Bourla would not speculate on how long the FDA might take to decide on the company’s EUA request, but given the urgency of the pandemic, that decision could come soon. The agency will likely take into consideration the fact that the vaccine’s 95% effectiveness is in protecting against COVID-19 disease—not preventing infection from the virus. But with cases of COVID-19 continuing to surge around the world, stalling the virus and preventing people from getting sick would be a welcome advantage. More studies will also explore whether people who don’t become sick because they are vaccinated are less likely to spread infection; if that’s the case then the vaccines will be even more critical for controlling the pandemic.

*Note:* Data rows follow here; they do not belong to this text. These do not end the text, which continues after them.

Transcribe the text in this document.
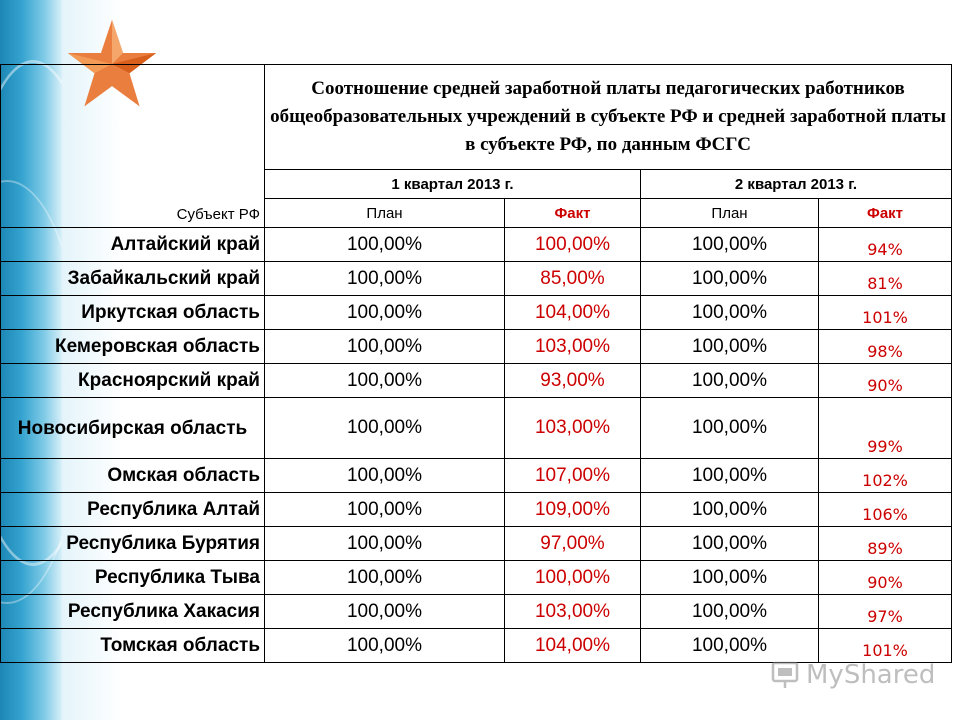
Субъект РФ	Соотношение средней заработной платы педагогических работников общеобразовательных учреждений в субъекте РФ и средней заработной платы в субъекте РФ, по данным ФСГС			
	1 квартал 2013 г.		2 квартал 2013 г.	
	План	Факт	План	Факт
Алтайский край	100,00%	100,00%	100,00%	94%
Забайкальский край	100,00%	85,00%	100,00%	81%
Иркутская область	100,00%	104,00%	100,00%	101%
Кемеровская область	100,00%	103,00%	100,00%	98%
Красноярский край	100,00%	93,00%	100,00%	90%
Новосибирская область	100,00%	103,00%	100,00%	99%
Омская область	100,00%	107,00%	100,00%	102%
Республика Алтай	100,00%	109,00%	100,00%	106%
Республика Бурятия	100,00%	97,00%	100,00%	89%
Республика Тыва	100,00%	100,00%	100,00%	90%
Республика Хакасия	100,00%	103,00%	100,00%	97%
Томская область	100,00%	104,00%	100,00%	101%
MyShared
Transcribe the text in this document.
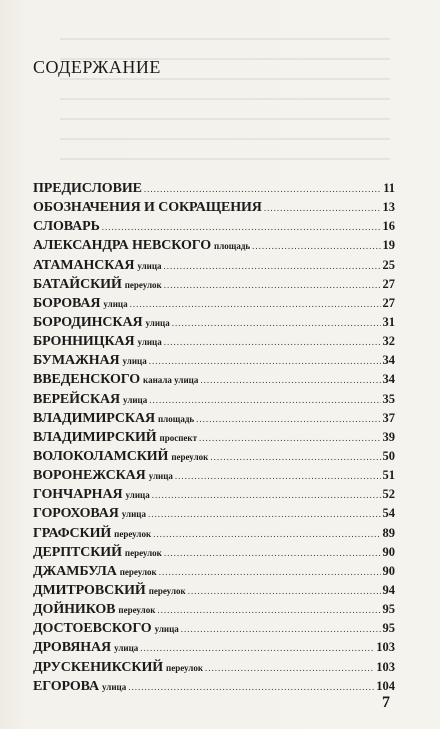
СОДЕРЖАНИЕ
ПРЕДИСЛОВИЕ .....	11
ОБОЗНАЧЕНИЯ И СОКРАЩЕНИЯ .....	13
СЛОВАРЬ .....	16
АЛЕКСАНДРА НЕВСКОГО площадь .....	19
АТАМАНСКАЯ улица .....	25
БАТАЙСКИЙ переулок .....	27
БОРОВАЯ улица .....	27
БОРОДИНСКАЯ улица .....	31
БРОННИЦКАЯ улица .....	32
БУМАЖНАЯ улица .....	34
ВВЕДЕНСКОГО канала улица .....	34
ВЕРЕЙСКАЯ улица .....	35
ВЛАДИМИРСКАЯ площадь .....	37
ВЛАДИМИРСКИЙ проспект .....	39
ВОЛОКОЛАМСКИЙ переулок .....	50
ВОРОНЕЖСКАЯ улица .....	51
ГОНЧАРНАЯ улица .....	52
ГОРОХОВАЯ улица .....	54
ГРАФСКИЙ переулок .....	89
ДЕРПТСКИЙ переулок .....	90
ДЖАМБУЛА переулок .....	90
ДМИТРОВСКИЙ переулок .....	94
ДОЙНИКОВ переулок .....	95
ДОСТОЕВСКОГО улица .....	95
ДРОВЯНАЯ улица .....	103
ДРУСКЕНИКСКИЙ переулок .....	103
ЕГОРОВА улица .....	104
7
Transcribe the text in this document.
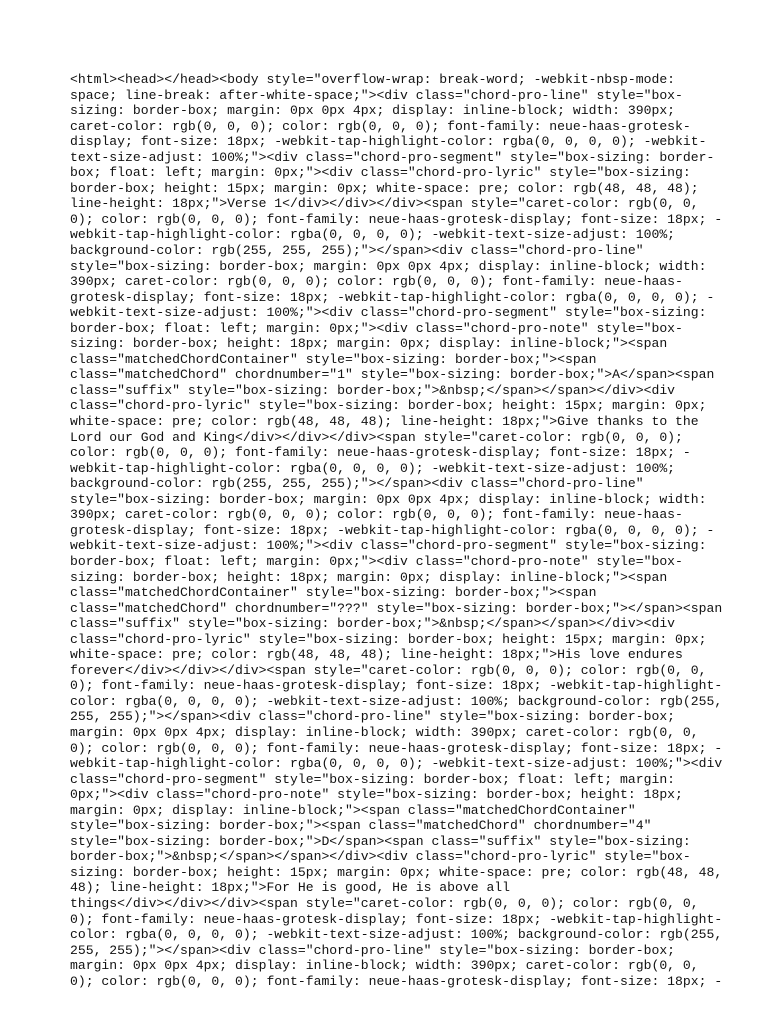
<html><head></head><body style="overflow-wrap: break-word; -webkit-nbsp-mode:
space; line-break: after-white-space;"><div class="chord-pro-line" style="box-
sizing: border-box; margin: 0px 0px 4px; display: inline-block; width: 390px;
caret-color: rgb(0, 0, 0); color: rgb(0, 0, 0); font-family: neue-haas-grotesk-
display; font-size: 18px; -webkit-tap-highlight-color: rgba(0, 0, 0, 0); -webkit-
text-size-adjust: 100%;"><div class="chord-pro-segment" style="box-sizing: border-
box; float: left; margin: 0px;"><div class="chord-pro-lyric" style="box-sizing:
border-box; height: 15px; margin: 0px; white-space: pre; color: rgb(48, 48, 48);
line-height: 18px;">Verse 1</div></div></div><span style="caret-color: rgb(0, 0,
0); color: rgb(0, 0, 0); font-family: neue-haas-grotesk-display; font-size: 18px; -
webkit-tap-highlight-color: rgba(0, 0, 0, 0); -webkit-text-size-adjust: 100%;
background-color: rgb(255, 255, 255);"></span><div class="chord-pro-line"
style="box-sizing: border-box; margin: 0px 0px 4px; display: inline-block; width:
390px; caret-color: rgb(0, 0, 0); color: rgb(0, 0, 0); font-family: neue-haas-
grotesk-display; font-size: 18px; -webkit-tap-highlight-color: rgba(0, 0, 0, 0); -
webkit-text-size-adjust: 100%;"><div class="chord-pro-segment" style="box-sizing:
border-box; float: left; margin: 0px;"><div class="chord-pro-note" style="box-
sizing: border-box; height: 18px; margin: 0px; display: inline-block;"><span
class="matchedChordContainer" style="box-sizing: border-box;"><span
class="matchedChord" chordnumber="1" style="box-sizing: border-box;">A</span><span
class="suffix" style="box-sizing: border-box;">&nbsp;</span></span></div><div
class="chord-pro-lyric" style="box-sizing: border-box; height: 15px; margin: 0px;
white-space: pre; color: rgb(48, 48, 48); line-height: 18px;">Give thanks to the
Lord our God and King</div></div></div><span style="caret-color: rgb(0, 0, 0);
color: rgb(0, 0, 0); font-family: neue-haas-grotesk-display; font-size: 18px; -
webkit-tap-highlight-color: rgba(0, 0, 0, 0); -webkit-text-size-adjust: 100%;
background-color: rgb(255, 255, 255);"></span><div class="chord-pro-line"
style="box-sizing: border-box; margin: 0px 0px 4px; display: inline-block; width:
390px; caret-color: rgb(0, 0, 0); color: rgb(0, 0, 0); font-family: neue-haas-
grotesk-display; font-size: 18px; -webkit-tap-highlight-color: rgba(0, 0, 0, 0); -
webkit-text-size-adjust: 100%;"><div class="chord-pro-segment" style="box-sizing:
border-box; float: left; margin: 0px;"><div class="chord-pro-note" style="box-
sizing: border-box; height: 18px; margin: 0px; display: inline-block;"><span
class="matchedChordContainer" style="box-sizing: border-box;"><span
class="matchedChord" chordnumber="???" style="box-sizing: border-box;"></span><span
class="suffix" style="box-sizing: border-box;">&nbsp;</span></span></div><div
class="chord-pro-lyric" style="box-sizing: border-box; height: 15px; margin: 0px;
white-space: pre; color: rgb(48, 48, 48); line-height: 18px;">His love endures
forever</div></div></div><span style="caret-color: rgb(0, 0, 0); color: rgb(0, 0,
0); font-family: neue-haas-grotesk-display; font-size: 18px; -webkit-tap-highlight-
color: rgba(0, 0, 0, 0); -webkit-text-size-adjust: 100%; background-color: rgb(255,
255, 255);"></span><div class="chord-pro-line" style="box-sizing: border-box;
margin: 0px 0px 4px; display: inline-block; width: 390px; caret-color: rgb(0, 0,
0); color: rgb(0, 0, 0); font-family: neue-haas-grotesk-display; font-size: 18px; -
webkit-tap-highlight-color: rgba(0, 0, 0, 0); -webkit-text-size-adjust: 100%;"><div
class="chord-pro-segment" style="box-sizing: border-box; float: left; margin:
0px;"><div class="chord-pro-note" style="box-sizing: border-box; height: 18px;
margin: 0px; display: inline-block;"><span class="matchedChordContainer"
style="box-sizing: border-box;"><span class="matchedChord" chordnumber="4"
style="box-sizing: border-box;">D</span><span class="suffix" style="box-sizing:
border-box;">&nbsp;</span></span></div><div class="chord-pro-lyric" style="box-
sizing: border-box; height: 15px; margin: 0px; white-space: pre; color: rgb(48, 48,
48); line-height: 18px;">For He is good, He is above all
things</div></div></div><span style="caret-color: rgb(0, 0, 0); color: rgb(0, 0,
0); font-family: neue-haas-grotesk-display; font-size: 18px; -webkit-tap-highlight-
color: rgba(0, 0, 0, 0); -webkit-text-size-adjust: 100%; background-color: rgb(255,
255, 255);"></span><div class="chord-pro-line" style="box-sizing: border-box;
margin: 0px 0px 4px; display: inline-block; width: 390px; caret-color: rgb(0, 0,
0); color: rgb(0, 0, 0); font-family: neue-haas-grotesk-display; font-size: 18px; -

“I hope the same time next year, we will be in a very, very different place,” he says. “When you have vaccine protection that is that high, 95% for example”—the effectiveness level Pfizer’s vaccine has shown in studies—”it takes less time to be able to develop protection through a vaccination scheme. So I truly believe the light at the end of the tunnel is not only real but it is bright and is coming. We need to be patient.”